Emergenza carceri in Basilicata, un sit in a Potenza
Lo annuncia Aldo Di Giacomo, segretario generale del Sindacato Polizia Penitenziaria
“La situazione delle tre carceri della Basilicata – Potenza, Matera e Melfi – non è certo diversa dall’emergenza che vivono tutti gli istituti penitenziari italiani, magari è solo meno nota. Per questo all’interno del calendario del mio tour che ha già toccato 38 carceri del Paese ho inserito una tappa a Potenza”. Lo dice Aldo Di Giacomo segretario generale del Sindacato Polizia Penitenziaria annunciando per domani 13 settembre un sit-in con conferenza stampa davanti al carcere di Potenza (ore 12,30).
“E’ urgente intervenire. Non c’è più tempo da perdere. Lo provano: da una parte i 59 suicidi di detenuti dall’inizio dell’anno (di cui 15 durante questa stagione estiva), dall’altra le aggressioni quotidiane agli agenti e al personale medico, i continui tentativi di rivolta, i numerosi episodi di sfida da parte dei capo clan di organizzazioni criminali allo Stato che, purtroppo, continuano a comandare dalle celle.
Sarebbe sufficiente – continua il segretario del S.PP. – mettere insieme la legalità e la sicurezza dei cittadini che tutti i partiti invocano per l’”esterno” del carcere con le stesse necessità per l’ “interno”. Uno Stato che oltre a non garantire la legalità nelle carceri non riesce a garantire la sicurezza dei detenuti e dei suoi dipendenti (il personale penitenziario) testimonia di aver rinunciato ai suoi doveri civici sino a far passare inosservata la “strage” di questa estate con detenuti di età sempre più giovane.
Da servitori dello Stato l’impegno del personale penitenziario è rivolto a far rispettare la legalità e al contrasto a mafia e criminalità che, a nostro parere, deve svolgersi a partire dalle carceri.
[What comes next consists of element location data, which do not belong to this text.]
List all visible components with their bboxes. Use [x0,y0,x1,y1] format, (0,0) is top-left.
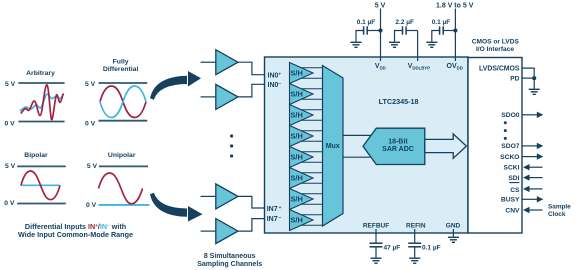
wire CNV input arrow [523,207,543,213]
svg-text:SCKO: SCKO [500,154,519,161]
node 5V label (fully differential) [85,81,96,88]
wire 5V rail (bipolar) [17,165,66,167]
pin IN7- label [267,216,282,223]
node 0V label (bipolar) [4,200,15,207]
svg-text:I/O Interface: I/O Interface [476,46,514,53]
I/O interface block [468,58,522,234]
arbitrary red waveform [21,85,64,120]
wire amp A3 output to IN7+ [238,196,265,208]
bipolar red sine waveform [21,171,60,200]
caption Differential Inputs [18,222,133,239]
svg-text:1.8 V to 5 V: 1.8 V to 5 V [436,3,474,10]
pin GND label [446,222,461,229]
amplifier A2 [216,84,238,109]
pin OVDD label [447,63,463,71]
svg-text:CS: CS [510,187,520,194]
ground for C5 [409,258,420,263]
svg-text:0.1 µF: 0.1 µF [357,19,376,26]
svg-text:REFIN: REFIN [406,222,426,229]
wire GND pin to ground [452,233,454,237]
pin IN0- label [268,82,282,89]
svg-text:S/H: S/H [291,173,303,182]
fully differential cyan waveform [100,86,146,118]
svg-text:Sample: Sample [548,203,571,210]
svg-text:47 µF: 47 µF [384,244,401,251]
svg-text:Mux: Mux [326,143,340,150]
supply node 5V label [375,3,386,10]
ellipsis dots SDO [504,121,507,140]
svg-text:0 V: 0 V [5,120,16,127]
data bus output arrow [425,134,467,158]
wire REFIN to C5 [414,233,416,243]
svg-text:Arbitrary: Arbitrary [26,70,55,77]
svg-text:8 Simultaneous: 8 Simultaneous [204,253,256,260]
svg-text:0 V: 0 V [86,202,97,209]
S/H sample-and-hold 2 [290,84,314,105]
wire amp A3 input [201,195,216,197]
wire Mux to ADC top [343,134,372,136]
svg-text:SCKI: SCKI [504,165,520,172]
wire 5V rail (fully differential) [99,82,148,84]
amplifier A4 [216,219,238,244]
pin PD label [510,75,519,82]
waveform panel Bipolar title [24,152,48,159]
svg-text:GND: GND [446,222,461,229]
capacitor C4 47uF [370,243,383,257]
wire LVDS/CMOS to PD junction [522,68,534,78]
wire 5V rail (unipolar) [99,165,148,167]
svg-text:S/H: S/H [291,110,303,119]
node 5V label (arbitrary) [5,81,16,88]
amplifier A1 [216,50,238,75]
pin VDD stub [380,57,382,61]
svg-text:SAR ADC: SAR ADC [382,146,414,153]
svg-text:LVDS/CMOS: LVDS/CMOS [479,65,520,72]
pin SDO0 label [501,112,519,119]
junction dot VDD bypass [378,28,382,32]
svg-text:SDI: SDI [508,175,519,182]
svg-text:Sampling Channels: Sampling Channels [197,261,262,268]
ground for PD [529,89,540,94]
node 5V label (unipolar) [87,163,98,170]
unipolar red sine waveform [99,173,143,204]
svg-text:CNV: CNV [505,207,520,214]
I/O interface caption [472,38,520,53]
wire junction to ground [533,78,535,89]
IC label LTC2345-18 [379,97,419,106]
node 0V label (arbitrary) [5,120,16,127]
pin REFBUF label [363,222,389,229]
wire amp A4 output to IN7- [238,219,265,232]
svg-text:Bipolar: Bipolar [24,152,48,159]
waveform panel Unipolar title [108,152,136,159]
svg-text:5 V: 5 V [5,163,16,170]
svg-text:0.1 µF: 0.1 µF [422,244,441,251]
capacitor C3 [432,26,456,41]
capacitor C1 value 0.1uF [357,19,376,26]
svg-text:18-Bit: 18-Bit [388,138,408,145]
S/H sample-and-hold 1 [290,63,314,84]
pin LVDS/CMOS label [479,65,520,72]
wire amp A1 output to IN0+ [238,62,265,74]
pin OVDD stub [454,57,456,61]
capacitor C4 value 47uF [384,244,401,251]
svg-text:REFBUF: REFBUF [363,222,389,229]
wire 0V rail (fully differential) [99,120,148,122]
pin REFIN label [406,222,426,229]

Ma in queste condizioni non siamo in grado di poterlo fare. Ci sono azioni, misure, provvedimenti che si possono e si devono attuare subito, prima dell’elezione del nuovo Parlamento e la nomina del nuovo Governo, perché più passa tempo e più l’illegalità si diffonde con il rischio di ripetere quanto accaduto con le rivolte nella primavera del 2020.